The 9 Emotional Phases of Rehab
"Emotions are temporary states of mind, don't let them permanently destroy you," - Unknown
The 9 Emotional Phases of Going to Rehab
Going to rehab is an emotional experience. Fortunately, most of us have the same emotional roller coaster ride. Whether you're curious about how you will feel during rehab, or you want to remember how you felt when attending rehab, this blog post is for you. Join us in laughing at ourselves. Because, what is sobriety if we can't laugh at ourselves?
Phase 1: Pure Intoxication
Upon arrival, most of us cause a ruckus.
We can't walk in a straight line and we find general communication to be a struggle; that is, permitting we are conscious.
We may even find it difficult to remember the intake process.
Phase 2: What did I just get myself into?
When we come-to in a strange bed, this time feels a little different than normal.
We glance down at the sheets and they are soaked with what we imagine is sweat... or pee.
We can't quite remember where we are, but we have a vague idea that we won't be happy when we find out.
As we make the way down the hall, we are met with a happy gentleman/gentlewoman who is dawning a collared shirt with a logo on it.

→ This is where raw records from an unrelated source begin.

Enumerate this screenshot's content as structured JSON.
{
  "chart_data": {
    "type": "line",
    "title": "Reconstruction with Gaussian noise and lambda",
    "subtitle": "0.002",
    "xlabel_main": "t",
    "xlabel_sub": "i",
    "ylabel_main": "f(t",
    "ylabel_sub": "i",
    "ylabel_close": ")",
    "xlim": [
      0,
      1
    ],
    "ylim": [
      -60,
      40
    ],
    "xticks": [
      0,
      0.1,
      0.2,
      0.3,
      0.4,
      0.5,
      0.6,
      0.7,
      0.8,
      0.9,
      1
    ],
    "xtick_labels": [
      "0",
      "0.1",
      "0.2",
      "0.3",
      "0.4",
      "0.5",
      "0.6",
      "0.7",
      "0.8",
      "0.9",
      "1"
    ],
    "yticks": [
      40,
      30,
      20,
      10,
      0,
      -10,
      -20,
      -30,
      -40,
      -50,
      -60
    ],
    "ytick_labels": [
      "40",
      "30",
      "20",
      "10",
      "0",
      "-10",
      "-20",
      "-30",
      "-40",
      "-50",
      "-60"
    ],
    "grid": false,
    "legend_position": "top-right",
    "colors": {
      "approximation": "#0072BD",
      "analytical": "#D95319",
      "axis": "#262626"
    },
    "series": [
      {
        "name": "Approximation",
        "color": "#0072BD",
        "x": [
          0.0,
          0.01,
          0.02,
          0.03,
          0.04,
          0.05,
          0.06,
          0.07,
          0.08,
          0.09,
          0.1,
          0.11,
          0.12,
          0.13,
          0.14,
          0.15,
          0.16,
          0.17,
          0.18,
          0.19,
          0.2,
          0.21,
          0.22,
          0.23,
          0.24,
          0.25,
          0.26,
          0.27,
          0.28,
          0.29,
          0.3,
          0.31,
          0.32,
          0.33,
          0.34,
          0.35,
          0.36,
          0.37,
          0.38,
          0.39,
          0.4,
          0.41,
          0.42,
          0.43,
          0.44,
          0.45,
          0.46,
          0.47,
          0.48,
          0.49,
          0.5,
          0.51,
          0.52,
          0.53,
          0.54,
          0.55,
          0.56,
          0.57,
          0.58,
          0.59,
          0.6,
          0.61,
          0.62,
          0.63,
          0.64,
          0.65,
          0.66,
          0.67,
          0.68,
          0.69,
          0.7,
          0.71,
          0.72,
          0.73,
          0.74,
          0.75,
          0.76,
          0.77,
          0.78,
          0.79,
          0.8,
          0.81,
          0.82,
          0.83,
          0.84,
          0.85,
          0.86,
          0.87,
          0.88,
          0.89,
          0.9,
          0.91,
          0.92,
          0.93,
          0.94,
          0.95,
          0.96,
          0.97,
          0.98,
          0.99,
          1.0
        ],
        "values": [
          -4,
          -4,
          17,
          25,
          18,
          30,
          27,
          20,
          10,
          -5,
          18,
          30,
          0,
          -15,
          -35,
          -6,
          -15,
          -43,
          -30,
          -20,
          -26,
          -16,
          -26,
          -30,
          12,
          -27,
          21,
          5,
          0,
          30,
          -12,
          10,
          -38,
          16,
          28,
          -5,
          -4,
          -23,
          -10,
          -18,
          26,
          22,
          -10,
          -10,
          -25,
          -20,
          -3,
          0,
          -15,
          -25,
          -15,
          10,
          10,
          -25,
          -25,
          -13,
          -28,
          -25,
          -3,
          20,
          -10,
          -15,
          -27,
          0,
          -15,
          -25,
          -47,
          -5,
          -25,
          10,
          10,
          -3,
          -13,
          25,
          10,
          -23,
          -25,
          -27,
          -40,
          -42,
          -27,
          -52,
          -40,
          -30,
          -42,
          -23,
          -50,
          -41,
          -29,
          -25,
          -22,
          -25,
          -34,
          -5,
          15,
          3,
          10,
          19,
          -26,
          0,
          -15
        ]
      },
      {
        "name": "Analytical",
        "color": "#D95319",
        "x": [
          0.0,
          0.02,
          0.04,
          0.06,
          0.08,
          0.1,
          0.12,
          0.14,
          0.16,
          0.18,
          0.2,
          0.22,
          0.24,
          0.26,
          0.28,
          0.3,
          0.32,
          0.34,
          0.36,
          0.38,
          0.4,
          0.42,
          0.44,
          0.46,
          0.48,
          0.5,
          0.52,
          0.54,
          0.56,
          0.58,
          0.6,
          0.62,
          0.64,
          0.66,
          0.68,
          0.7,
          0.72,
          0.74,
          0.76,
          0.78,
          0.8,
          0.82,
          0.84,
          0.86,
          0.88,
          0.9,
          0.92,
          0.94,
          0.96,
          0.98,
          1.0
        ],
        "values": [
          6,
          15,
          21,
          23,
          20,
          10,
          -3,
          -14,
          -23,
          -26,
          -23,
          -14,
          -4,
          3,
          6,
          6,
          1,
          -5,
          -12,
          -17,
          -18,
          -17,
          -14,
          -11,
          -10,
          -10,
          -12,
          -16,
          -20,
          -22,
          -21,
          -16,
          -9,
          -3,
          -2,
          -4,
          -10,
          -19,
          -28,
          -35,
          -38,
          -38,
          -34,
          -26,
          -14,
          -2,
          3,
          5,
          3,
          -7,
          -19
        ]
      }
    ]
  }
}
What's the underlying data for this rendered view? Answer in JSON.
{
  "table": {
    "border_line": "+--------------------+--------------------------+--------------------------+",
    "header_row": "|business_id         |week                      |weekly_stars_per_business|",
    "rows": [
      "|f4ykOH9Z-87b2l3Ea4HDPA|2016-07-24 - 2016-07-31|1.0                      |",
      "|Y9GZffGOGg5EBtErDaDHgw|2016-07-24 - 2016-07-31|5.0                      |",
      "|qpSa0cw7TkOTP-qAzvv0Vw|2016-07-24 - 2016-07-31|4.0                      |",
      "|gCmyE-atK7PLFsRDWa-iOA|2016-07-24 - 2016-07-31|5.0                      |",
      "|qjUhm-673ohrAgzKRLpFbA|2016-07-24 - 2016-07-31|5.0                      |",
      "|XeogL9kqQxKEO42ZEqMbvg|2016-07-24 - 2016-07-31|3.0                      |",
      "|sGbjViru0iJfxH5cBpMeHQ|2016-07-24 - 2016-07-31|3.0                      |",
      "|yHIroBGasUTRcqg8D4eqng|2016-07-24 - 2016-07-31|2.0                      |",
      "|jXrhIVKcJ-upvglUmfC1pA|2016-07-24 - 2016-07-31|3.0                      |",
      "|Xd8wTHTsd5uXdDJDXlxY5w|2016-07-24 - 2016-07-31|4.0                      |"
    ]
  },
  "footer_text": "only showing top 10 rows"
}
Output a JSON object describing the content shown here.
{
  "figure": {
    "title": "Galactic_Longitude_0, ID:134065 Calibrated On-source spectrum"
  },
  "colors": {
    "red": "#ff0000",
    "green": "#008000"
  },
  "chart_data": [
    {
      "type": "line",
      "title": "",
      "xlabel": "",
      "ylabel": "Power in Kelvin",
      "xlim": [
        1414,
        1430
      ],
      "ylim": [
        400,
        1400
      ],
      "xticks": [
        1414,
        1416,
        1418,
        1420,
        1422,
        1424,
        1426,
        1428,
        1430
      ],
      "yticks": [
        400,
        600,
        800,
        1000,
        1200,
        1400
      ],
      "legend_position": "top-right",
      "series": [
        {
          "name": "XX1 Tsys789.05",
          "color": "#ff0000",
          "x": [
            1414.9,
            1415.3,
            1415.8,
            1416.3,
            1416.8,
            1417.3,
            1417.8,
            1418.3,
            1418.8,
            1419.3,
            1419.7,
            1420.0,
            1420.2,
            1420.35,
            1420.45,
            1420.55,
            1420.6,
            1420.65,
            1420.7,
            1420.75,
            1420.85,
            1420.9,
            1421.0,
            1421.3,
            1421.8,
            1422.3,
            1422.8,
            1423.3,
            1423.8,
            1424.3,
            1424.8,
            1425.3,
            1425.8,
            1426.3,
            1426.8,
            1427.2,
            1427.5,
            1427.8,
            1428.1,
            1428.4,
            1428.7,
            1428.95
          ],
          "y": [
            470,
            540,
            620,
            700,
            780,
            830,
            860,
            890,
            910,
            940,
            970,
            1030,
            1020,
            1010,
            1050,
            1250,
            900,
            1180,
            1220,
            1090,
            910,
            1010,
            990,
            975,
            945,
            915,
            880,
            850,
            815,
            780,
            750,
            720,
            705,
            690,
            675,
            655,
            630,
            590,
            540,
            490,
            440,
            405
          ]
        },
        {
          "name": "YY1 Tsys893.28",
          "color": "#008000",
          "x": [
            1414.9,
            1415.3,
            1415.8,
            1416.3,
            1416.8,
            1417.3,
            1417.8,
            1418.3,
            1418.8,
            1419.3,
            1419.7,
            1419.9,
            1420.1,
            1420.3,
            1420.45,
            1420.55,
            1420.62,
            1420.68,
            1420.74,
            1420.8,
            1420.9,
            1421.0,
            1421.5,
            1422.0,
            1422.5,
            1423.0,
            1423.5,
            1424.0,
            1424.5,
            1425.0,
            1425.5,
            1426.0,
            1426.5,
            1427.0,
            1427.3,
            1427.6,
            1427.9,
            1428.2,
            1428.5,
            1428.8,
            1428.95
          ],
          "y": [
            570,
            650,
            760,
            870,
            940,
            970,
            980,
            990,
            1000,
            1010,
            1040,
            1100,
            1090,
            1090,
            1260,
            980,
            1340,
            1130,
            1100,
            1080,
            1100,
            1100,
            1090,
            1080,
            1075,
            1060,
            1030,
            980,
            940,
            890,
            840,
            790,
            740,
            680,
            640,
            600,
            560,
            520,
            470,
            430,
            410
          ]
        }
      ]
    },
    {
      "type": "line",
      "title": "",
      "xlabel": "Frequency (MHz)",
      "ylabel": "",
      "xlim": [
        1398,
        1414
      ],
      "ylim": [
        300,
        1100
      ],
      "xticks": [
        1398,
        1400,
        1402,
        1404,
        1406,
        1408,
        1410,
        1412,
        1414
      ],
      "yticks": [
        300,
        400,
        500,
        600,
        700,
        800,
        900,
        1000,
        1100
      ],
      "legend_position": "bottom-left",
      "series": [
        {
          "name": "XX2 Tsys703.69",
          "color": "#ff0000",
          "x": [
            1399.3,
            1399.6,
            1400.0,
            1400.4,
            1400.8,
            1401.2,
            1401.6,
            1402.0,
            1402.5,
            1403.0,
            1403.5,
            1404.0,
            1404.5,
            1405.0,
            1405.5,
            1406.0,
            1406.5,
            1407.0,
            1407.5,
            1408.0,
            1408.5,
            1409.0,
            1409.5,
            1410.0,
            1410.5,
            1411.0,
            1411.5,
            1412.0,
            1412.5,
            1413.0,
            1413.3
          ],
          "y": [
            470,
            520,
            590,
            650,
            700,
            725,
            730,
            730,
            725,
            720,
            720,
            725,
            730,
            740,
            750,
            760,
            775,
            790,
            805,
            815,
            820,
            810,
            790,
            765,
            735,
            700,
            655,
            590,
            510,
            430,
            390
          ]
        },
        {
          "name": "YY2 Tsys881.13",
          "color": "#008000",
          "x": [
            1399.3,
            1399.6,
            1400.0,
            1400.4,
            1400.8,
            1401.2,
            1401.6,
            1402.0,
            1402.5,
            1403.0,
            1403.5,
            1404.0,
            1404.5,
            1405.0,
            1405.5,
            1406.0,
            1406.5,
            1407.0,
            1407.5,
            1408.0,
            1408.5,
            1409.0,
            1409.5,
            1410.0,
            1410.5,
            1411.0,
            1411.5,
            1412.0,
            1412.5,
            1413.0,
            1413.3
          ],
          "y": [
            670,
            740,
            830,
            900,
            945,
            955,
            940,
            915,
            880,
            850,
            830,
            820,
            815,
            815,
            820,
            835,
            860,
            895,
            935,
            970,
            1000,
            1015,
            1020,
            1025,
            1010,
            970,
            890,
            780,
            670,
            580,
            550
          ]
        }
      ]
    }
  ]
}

We think to ourselves: "That's right. I'm in rehab! Oh God. Oh God. This is awful. I'll be stuck here forever. I'm thirsty. I'm going to be sick. Oh God."
Phase 3: This is horrible. I hate my life.
We can barely get out of our detox bed. Our whole body aches as we realize that we still have 4 more days of detoxification.
"The last thing I want to do is go to rehab today and hear a bunch of counselors tell me that I have a problem with alcohol and drugs. I can't even imagine having to talk to people today. I hate my life."
Phase 4: Okay, that kind of made sense... But I still hate it here.
We're sitting in gender group with a few smiling faces and a sprinkle of miserable-looking people.
"This is awful, I can't even believe this is my reality," we think to ourselves.
Then, the therapist running the group spits pure genius.
Woah, that was pretty intense. I see what he/she is saying... That makes sense. Maybe this isn't so bad?
No, it's still pretty bad. But, that makes sense.
Phase 5: Why can't I stop crying? What is wrong with me?
"I can't stop crying," we say through sobs and snot.
"I was so horrible to everyone in my life! How am I even lovable? What am I going to do to make amends to these people? Will they even want to talk to me?" we sob to our therapist.
4 hours later...
"I'm still crying. Why am I still crying? I just can't stop feeling," we tell the guy/girl to the left of us in the rehab van.
"It's OK. I did the exact same thing," he/she responds.
Phase 6: I'm so excited for art therapy this week! I wonder what the assignment will be?
Art therapy! The best form of therapy.
"I wonder what craft we will be doing this week? Maybe Mod Podge? I love that stuff. Or, maybe we'll paint coffee mugs? I can't handle this anticipation."
We are counting down the cigarettes until we can add some glitter to something!
Phase 7: My housemates are awesome. They're totally my buddies.
"My house mates are the best! I don't know how I have lived my life without them! We are going to be best friends until the day we die. Road dawgs 4 lyfe!" we rage to our therapist.
That girl/guy we hated when we first got to treatment? They're now our BFFL. We feel like we've known them for our whole life.
Phase 8: I can't stop smiling... What is wrong with me?
"Why am I so happy? I don't think I've ever been this happy in my entire life! I keep hearing people say 'pink cloud,' is this what they're talking about?"
We laugh at the silly sobriety jokes our housemates make, we laugh so hard we actually pee our pants and have to wash off in the bathroom, and our face hurts from smiling all day long.
"I can't even remember the last time I've smiled this much!"
Phase 9: I LOVE BEING SOBER.
I love sobriety.
I love my housemates.
I can't believe I've lived my whole life loaded.
I want to stay sober forever.
I will now go tell everyone in the world how much better sobriety is than drugs and alcohol.